Voor een nieuwbouwwoning voor iemand met een Wlz-indicatie bedraagt de bouwvergoeding maximaal 17.500 euro. Zonder Wlz-indicatie kan een woning rekenen op maximaal 12.500 euro. Voor een transformatiewoning zijn de beschikbare bedragen 7.500 en 5.000 euro. 

In juli maakte het kabinet bekend de komende jaren 312 miljoen euro uit te trekken om corporaties en zorgaanbieders te stimuleren 20.000 betaalbare zorggeschikte woningen in de sociale huur te bouwen. Het totaalbudget van de SZGW bedraagt 75 miljoen euro.   

Ruimere kamers, bredere gangen 

De geclusterde woningen zijn bedoeld voor mensen die intensieve zorg nodig hebben (Wlz-indicatie) en in de huidige situatie vaak naar een verpleeghuis gaan. 

Naar verwachting verhuizen mensen met een partner in de toekomst vaker naar een geclusterde woonvorm waar mensen met en zonder (zware) zorgvraag door elkaar wonen.
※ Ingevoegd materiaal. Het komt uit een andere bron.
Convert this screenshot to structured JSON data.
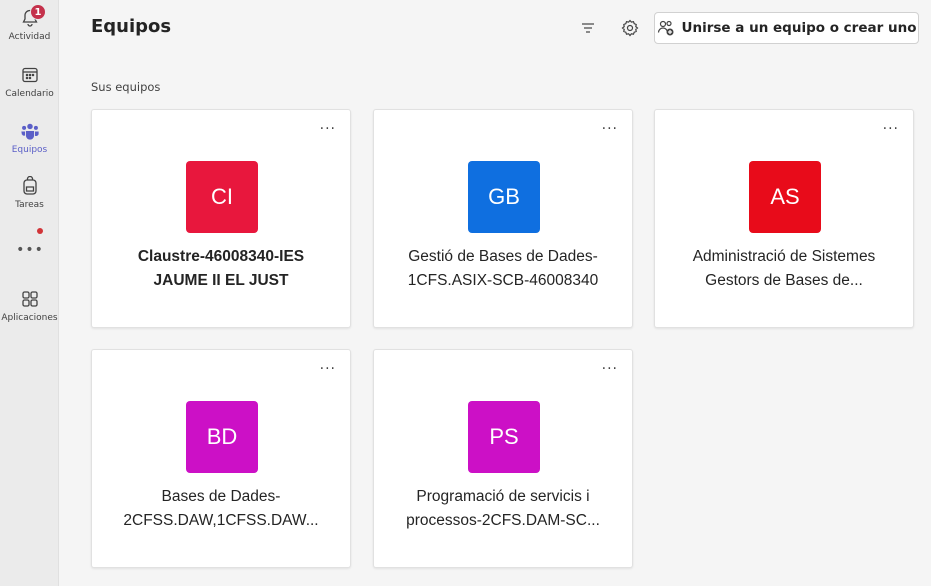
{
  "rail": {
    "items": [
      {
        "label": "Actividad",
        "badge": "1"
      },
      {
        "label": "Calendario"
      },
      {
        "label": "Equipos"
      },
      {
        "label": "Tareas"
      },
      {
        "label": "Aplicaciones"
      }
    ],
    "more": "•••"
  },
  "header": {
    "title": "Equipos",
    "join_label": "Unirse a un equipo o crear uno"
  },
  "section": {
    "label": "Sus equipos"
  },
  "teams": [
    {
      "initials": "CI",
      "name_line1": "Claustre-46008340-IES",
      "name_line2": "JAUME II EL JUST",
      "color": "#e8173d",
      "more": "···"
    },
    {
      "initials": "GB",
      "name_line1": "Gestió de Bases de Dades-",
      "name_line2": "1CFS.ASIX-SCB-46008340",
      "color": "#0f6fe0",
      "more": "···"
    },
    {
      "initials": "AS",
      "name_line1": "Administració de Sistemes",
      "name_line2": "Gestors de Bases de...",
      "color": "#e80b1a",
      "more": "···"
    },
    {
      "initials": "BD",
      "name_line1": "Bases de Dades-",
      "name_line2": "2CFSS.DAW,1CFSS.DAW...",
      "color": "#cc10c6",
      "more": "···"
    },
    {
      "initials": "PS",
      "name_line1": "Programació de servicis i",
      "name_line2": "processos-2CFS.DAM-SC...",
      "color": "#cc10c6",
      "more": "···"
    }
  ],
  "colors": {
    "accent": "#5b5fc7",
    "badge": "#c4314b"
  }
}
Daardoor kunnen bewoners elkaar helpen en kunnen mensen langer in hun eigen woning blijven wonen, ook als ze meer zorg nodig hebben. 
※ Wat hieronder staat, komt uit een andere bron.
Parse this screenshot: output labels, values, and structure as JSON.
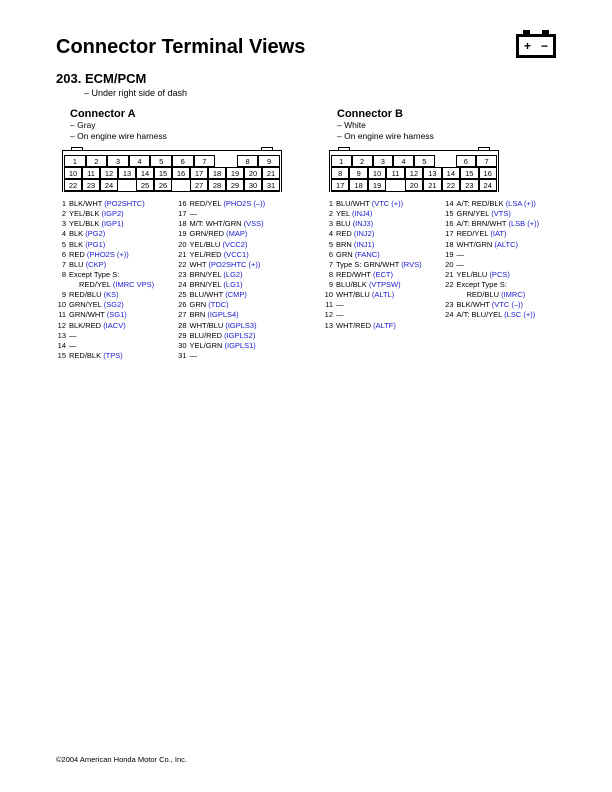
{
  "page_title": "Connector Terminal Views",
  "section_num": "203.",
  "section_name": "ECM/PCM",
  "location_note": "– Under right side of dash",
  "footer": "2004 American Honda Motor Co., Inc.",
  "connectors": [
    {
      "title": "Connector A",
      "color": "– Gray",
      "harness": "– On engine wire harness",
      "rows": [
        [
          "1",
          "2",
          "3",
          "4",
          "5",
          "6",
          "7",
          "",
          "8",
          "9"
        ],
        [
          "10",
          "11",
          "12",
          "13",
          "14",
          "15",
          "16",
          "17",
          "18",
          "19",
          "20",
          "21"
        ],
        [
          "22",
          "23",
          "24",
          "",
          "25",
          "26",
          "",
          "27",
          "28",
          "29",
          "30",
          "31"
        ]
      ],
      "pins_left": [
        {
          "n": "1",
          "c": "BLK/WHT",
          "s": "(PO2SHTC)"
        },
        {
          "n": "2",
          "c": "YEL/BLK",
          "s": "(IGP2)"
        },
        {
          "n": "3",
          "c": "YEL/BLK",
          "s": "(IGP1)"
        },
        {
          "n": "4",
          "c": "BLK",
          "s": "(PG2)"
        },
        {
          "n": "5",
          "c": "BLK",
          "s": "(PG1)"
        },
        {
          "n": "6",
          "c": "RED",
          "s": "(PHO2S (+))"
        },
        {
          "n": "7",
          "c": "BLU",
          "s": "(CKP)"
        },
        {
          "n": "8",
          "c": "Except Type S:",
          "s": ""
        },
        {
          "n": "",
          "c": "RED/YEL",
          "s": "(IMRC VPS)",
          "indent": true
        },
        {
          "n": "9",
          "c": "RED/BLU",
          "s": "(KS)"
        },
        {
          "n": "10",
          "c": "GRN/YEL",
          "s": "(SG2)"
        },
        {
          "n": "11",
          "c": "GRN/WHT",
          "s": "(SG1)"
        },
        {
          "n": "12",
          "c": "BLK/RED",
          "s": "(IACV)"
        },
        {
          "n": "13",
          "c": "—",
          "s": ""
        },
        {
          "n": "14",
          "c": "—",
          "s": ""
        },
        {
          "n": "15",
          "c": "RED/BLK",
          "s": "(TPS)"
        }
      ],
      "pins_right": [
        {
          "n": "16",
          "c": "RED/YEL",
          "s": "(PHO2S (–))"
        },
        {
          "n": "17",
          "c": "—",
          "s": ""
        },
        {
          "n": "18",
          "c": "M/T: WHT/GRN",
          "s": "(VSS)"
        },
        {
          "n": "19",
          "c": "GRN/RED",
          "s": "(MAP)"
        },
        {
          "n": "20",
          "c": "YEL/BLU",
          "s": "(VCC2)"
        },
        {
          "n": "21",
          "c": "YEL/RED",
          "s": "(VCC1)"
        },
        {
          "n": "22",
          "c": "WHT",
          "s": "(PO2SHTC (+))"
        },
        {
          "n": "23",
          "c": "BRN/YEL",
          "s": "(LG2)"
        },
        {
          "n": "24",
          "c": "BRN/YEL",
          "s": "(LG1)"
        },
        {
          "n": "25",
          "c": "BLU/WHT",
          "s": "(CMP)"
        },
        {
          "n": "26",
          "c": "GRN",
          "s": "(TDC)"
        },
        {
          "n": "27",
          "c": "BRN",
          "s": "(IGPLS4)"
        },
        {
          "n": "28",
          "c": "WHT/BLU",
          "s": "(IGPLS3)"
        },
        {
          "n": "29",
          "c": "BLU/RED",
          "s": "(IGPLS2)"
        },
        {
          "n": "30",
          "c": "YEL/GRN",
          "s": "(IGPLS1)"
        },
        {
          "n": "31",
          "c": "—",
          "s": ""
        }
      ]
    },
    {
      "title": "Connector B",
      "color": "– White",
      "harness": "– On engine wire harness",
      "rows": [
        [
          "1",
          "2",
          "3",
          "4",
          "5",
          "",
          "6",
          "7"
        ],
        [
          "8",
          "9",
          "10",
          "11",
          "12",
          "13",
          "14",
          "15",
          "16"
        ],
        [
          "17",
          "18",
          "19",
          "",
          "20",
          "21",
          "22",
          "23",
          "24"
        ]
      ],
      "pins_left": [
        {
          "n": "1",
          "c": "BLU/WHT",
          "s": "(VTC (+))"
        },
        {
          "n": "2",
          "c": "YEL",
          "s": "(INJ4)"
        },
        {
          "n": "3",
          "c": "BLU",
          "s": "(INJ3)"
        },
        {
          "n": "4",
          "c": "RED",
          "s": "(INJ2)"
        },
        {
          "n": "5",
          "c": "BRN",
          "s": "(INJ1)"
        },
        {
          "n": "6",
          "c": "GRN",
          "s": "(FANC)"
        },
        {
          "n": "7",
          "c": "Type S: GRN/WHT",
          "s": "(RVS)"
        },
        {
          "n": "8",
          "c": "RED/WHT",
          "s": "(ECT)"
        },
        {
          "n": "9",
          "c": "BLU/BLK",
          "s": "(VTPSW)"
        },
        {
          "n": "10",
          "c": "WHT/BLU",
          "s": "(ALTL)"
        },
        {
          "n": "11",
          "c": "—",
          "s": ""
        },
        {
          "n": "12",
          "c": "—",
          "s": ""
        },
        {
          "n": "13",
          "c": "WHT/RED",
          "s": "(ALTF)"
        }
      ],
      "pins_right": [
        {
          "n": "14",
          "c": "A/T: RED/BLK",
          "s": "(LSA (+))"
        },
        {
          "n": "15",
          "c": "GRN/YEL",
          "s": "(VTS)"
        },
        {
          "n": "16",
          "c": "A/T: BRN/WHT",
          "s": "(LSB (+))"
        },
        {
          "n": "17",
          "c": "RED/YEL",
          "s": "(IAT)"
        },
        {
          "n": "18",
          "c": "WHT/GRN",
          "s": "(ALTC)"
        },
        {
          "n": "19",
          "c": "—",
          "s": ""
        },
        {
          "n": "20",
          "c": "—",
          "s": ""
        },
        {
          "n": "21",
          "c": "YEL/BLU",
          "s": "(PCS)"
        },
        {
          "n": "22",
          "c": "Except Type S:",
          "s": ""
        },
        {
          "n": "",
          "c": "RED/BLU",
          "s": "(IMRC)",
          "indent": true
        },
        {
          "n": "23",
          "c": "BLK/WHT",
          "s": "(VTC (–))"
        },
        {
          "n": "24",
          "c": "A/T: BLU/YEL",
          "s": "(LSC (+))"
        }
      ]
    }
  ]
}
Zorggeschikte woningen vragen om meer investeringen ten opzichte van reguliere woningen. Denk aan investeringen in een ontmoetingsruimte, ruimere kamers en bredere gangen en deuren, zodat zorgverleners voldoende ruimte hebben om ook zorg te verlenen in de bad- en slaapkamer. Als de woningen niet op de begane grond zijn, moeten ze bijvoorbeeld bij nieuwbouw ook een personenlift hebben die geschikt is voor brancards. 

290.000 woningen voor ouderen 

Tot 2030 is de doelstelling om 290.000 woningen voor ouderen te bouwen. Daarvan zijn 40.000 zorggeschikte woningen in geclusterde woonvormen, waarin verpleegzorg kan worden geleverd. De helft van deze zorggeschikte woningen zijn betaalbare woningen die vallen binnen de sociale huur. 

De regeling staat een jaar open. Aanvragen zijn mogelijk tot en met oktober 2024. De Rijksoverheid zegt het gebruik van de regeling nauw te gaan monitoren en te evalueren voordat deze een volgende keer in 2025 wordt opengesteld.